A limitation of the NAWS is that it excludes temporary H-2A workers. H-2A workers are increasingly represented in U.S. agriculture, and their numbers have increased fivefold over the past 15 years (Castillo and Simnitt 2021). H-2A visa holders are eligible for health insurance through the Affordable Care Act, which increases their access to (and potentially their utilization of) health care relative to other groups of agricultural workers (i.e., undocumented workers).

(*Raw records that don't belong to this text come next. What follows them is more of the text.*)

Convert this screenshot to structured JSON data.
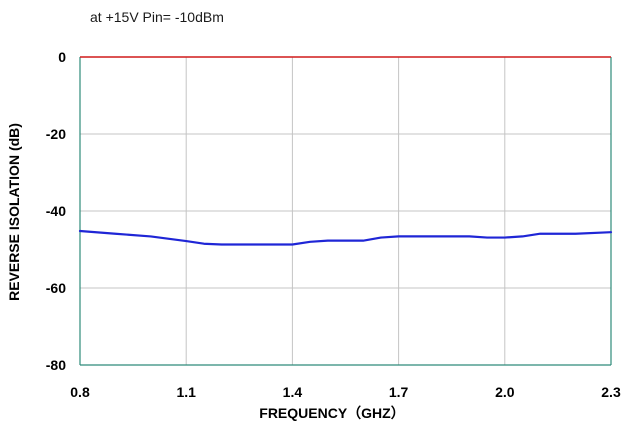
{
  "chart_data": {
    "type": "line",
    "subtitle": "at +15V Pin= -10dBm",
    "xlabel": "FREQUENCY（GHZ）",
    "ylabel": "REVERSE ISOLATION (dB)",
    "xlim": [
      0.8,
      2.3
    ],
    "ylim": [
      -80,
      0
    ],
    "x_ticks": [
      "0.8",
      "1.1",
      "1.4",
      "1.7",
      "2.0",
      "2.3"
    ],
    "y_ticks": [
      "0",
      "-20",
      "-40",
      "-60",
      "-80"
    ],
    "grid": true,
    "series": [
      {
        "x": [
          0.8,
          0.9,
          1.0,
          1.1,
          1.15,
          1.2,
          1.3,
          1.4,
          1.45,
          1.5,
          1.6,
          1.65,
          1.7,
          1.8,
          1.9,
          1.95,
          2.0,
          2.05,
          2.1,
          2.2,
          2.3
        ],
        "y": [
          -45.2,
          -45.9,
          -46.6,
          -47.8,
          -48.5,
          -48.7,
          -48.7,
          -48.7,
          -48.0,
          -47.7,
          -47.7,
          -46.9,
          -46.6,
          -46.6,
          -46.6,
          -46.9,
          -46.9,
          -46.6,
          -45.9,
          -45.9,
          -45.5
        ]
      }
    ],
    "colors": {
      "series_line": "#1f26d6",
      "grid": "#c4c4c4",
      "top_border": "#d11a1a",
      "frame": "#2e8b7a"
    }
  }
}
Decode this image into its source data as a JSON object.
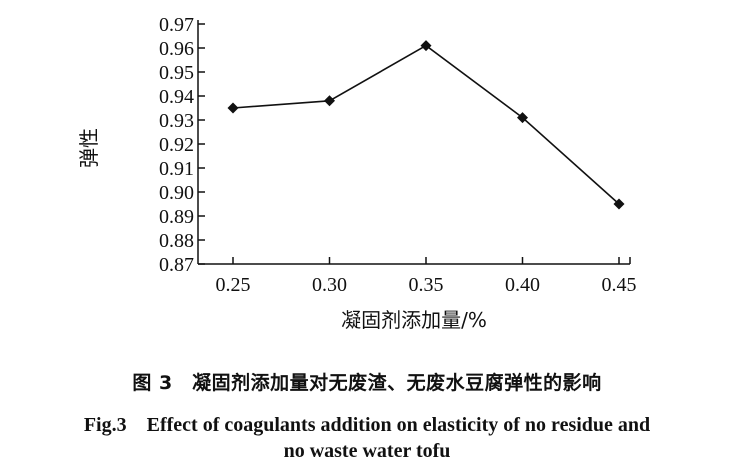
{
  "chart_data": {
    "type": "line",
    "x": [
      0.25,
      0.3,
      0.35,
      0.4,
      0.45
    ],
    "x_tick_labels": [
      "0.25",
      "0.30",
      "0.35",
      "0.40",
      "0.45"
    ],
    "y_ticks": [
      0.87,
      0.88,
      0.89,
      0.9,
      0.91,
      0.92,
      0.93,
      0.94,
      0.95,
      0.96,
      0.97
    ],
    "y_tick_labels": [
      "0.87",
      "0.88",
      "0.89",
      "0.90",
      "0.91",
      "0.92",
      "0.93",
      "0.94",
      "0.95",
      "0.96",
      "0.97"
    ],
    "series": [
      {
        "values": [
          0.935,
          0.938,
          0.961,
          0.931,
          0.895
        ]
      }
    ],
    "xlabel": "凝固剂添加量/%",
    "ylabel": "弹性",
    "ylim": [
      0.87,
      0.97
    ],
    "grid": false,
    "marker": "diamond",
    "line_color": "#111111"
  },
  "caption": {
    "zh": "图 3　凝固剂添加量对无废渣、无废水豆腐弹性的影响",
    "en_line1": "Fig.3　Effect of coagulants addition on elasticity of no residue and",
    "en_line2": "no waste water tofu"
  }
}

Thus, findings in this study pertaining to “documented” agricultural workers (which include those with green cards or temporary visa statuses, such as temporary protective status, U or T visas, border crossing cards, and some types of student visas) are not generalizable to H-2A farmworkers, but should reflect most documented farmworkers in U.S. agriculture (Hamilton et al. 2019).

2

Although the “documented” legal status category includes a wide range of legal categories, including green card holders and visa holders, we chose to group those with the aforementioned legal statuses under two “documented” categories because of a relatively small proportion of NAWS respondents who identified as having a documented status other than green card holder (less than 2% of the sample).

3

These specific racial groupings were categorized together as “non-White” because of the small number of respondents who identified as Black or Asian (n = 406).

4

The number of health conditions measured includes the following conditions collected in the NAWS health history grid: asthma, diabetes, high blood pressure, tuberculosis, heart disease, urinary tract infections, or some other condition. The NAWS asks whether respondents have ever been told by a doctor or nurse that they had one of these health conditions, but this measure may not reflect conditions that NAWS respondents actively have at the time of interview.